CXDS serves a crucial purpose by enabling users to create credit default swaps (CDS) that track deposits in centralized exchanges. When users deposit their assets into centralized exchanges, they essentially loan their assets to the exchange, trusting that these assets will be held in safekeeping by the exchange. Unfortunately, past incidents involving exchanges like FTX, QuadrigaCX, and Mt. Gox have revealed the vulnerabilities that can lead to the loss of user funds.

However, there are limited options available for users to safeguard their deposits in such scenarios. This is where CXDS plays a vital role as an instrument that offers certainty to the ecosystem. Additionally, CXDS opens up an opportunity for users to generate yield by providing security for deposits on centralized exchanges.

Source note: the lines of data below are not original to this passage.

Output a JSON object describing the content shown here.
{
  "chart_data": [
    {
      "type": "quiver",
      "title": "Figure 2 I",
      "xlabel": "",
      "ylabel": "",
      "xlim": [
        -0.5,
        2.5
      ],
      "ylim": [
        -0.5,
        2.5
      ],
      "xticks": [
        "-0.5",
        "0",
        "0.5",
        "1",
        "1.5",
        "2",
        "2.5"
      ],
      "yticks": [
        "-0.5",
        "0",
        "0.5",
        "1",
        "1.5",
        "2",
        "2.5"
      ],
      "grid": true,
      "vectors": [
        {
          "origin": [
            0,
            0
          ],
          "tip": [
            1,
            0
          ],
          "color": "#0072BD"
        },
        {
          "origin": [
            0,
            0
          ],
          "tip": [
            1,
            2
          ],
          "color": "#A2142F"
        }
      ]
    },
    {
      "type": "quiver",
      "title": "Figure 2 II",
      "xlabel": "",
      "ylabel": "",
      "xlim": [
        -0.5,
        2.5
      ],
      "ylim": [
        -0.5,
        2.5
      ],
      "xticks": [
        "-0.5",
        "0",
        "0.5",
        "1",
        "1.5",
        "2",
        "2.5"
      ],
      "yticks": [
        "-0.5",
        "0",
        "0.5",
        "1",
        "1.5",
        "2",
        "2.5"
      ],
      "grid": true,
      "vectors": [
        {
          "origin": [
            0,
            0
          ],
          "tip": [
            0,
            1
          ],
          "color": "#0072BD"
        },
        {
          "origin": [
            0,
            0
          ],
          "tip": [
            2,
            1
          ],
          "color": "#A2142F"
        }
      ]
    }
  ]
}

How do we determine if a default has occurred?

To assess whether a default has transpired, CXDS relies on a Decision Board appointed for each pool. This board consists of KYC-verified community members who bear the responsibility of determining whether an exchange has defaulted. To ensure the board's actions are carried out in good faith, a voting mechanism has been implemented to align incentives with rational decision-making.

Are these the same as TradFi CDS?

Not quite. The technical term for the CDS provided here is a "reverse zero-coupon swap." In CXDS, the buyer pays the premium upfront, and the collateral is locked until either the maturity date is reached or a default occurs. The seller of the CDS can claim the premium earned once the contract is sold. This unique structure guarantees the availability of collateral during the coverage period while offering upfront yields to sellers.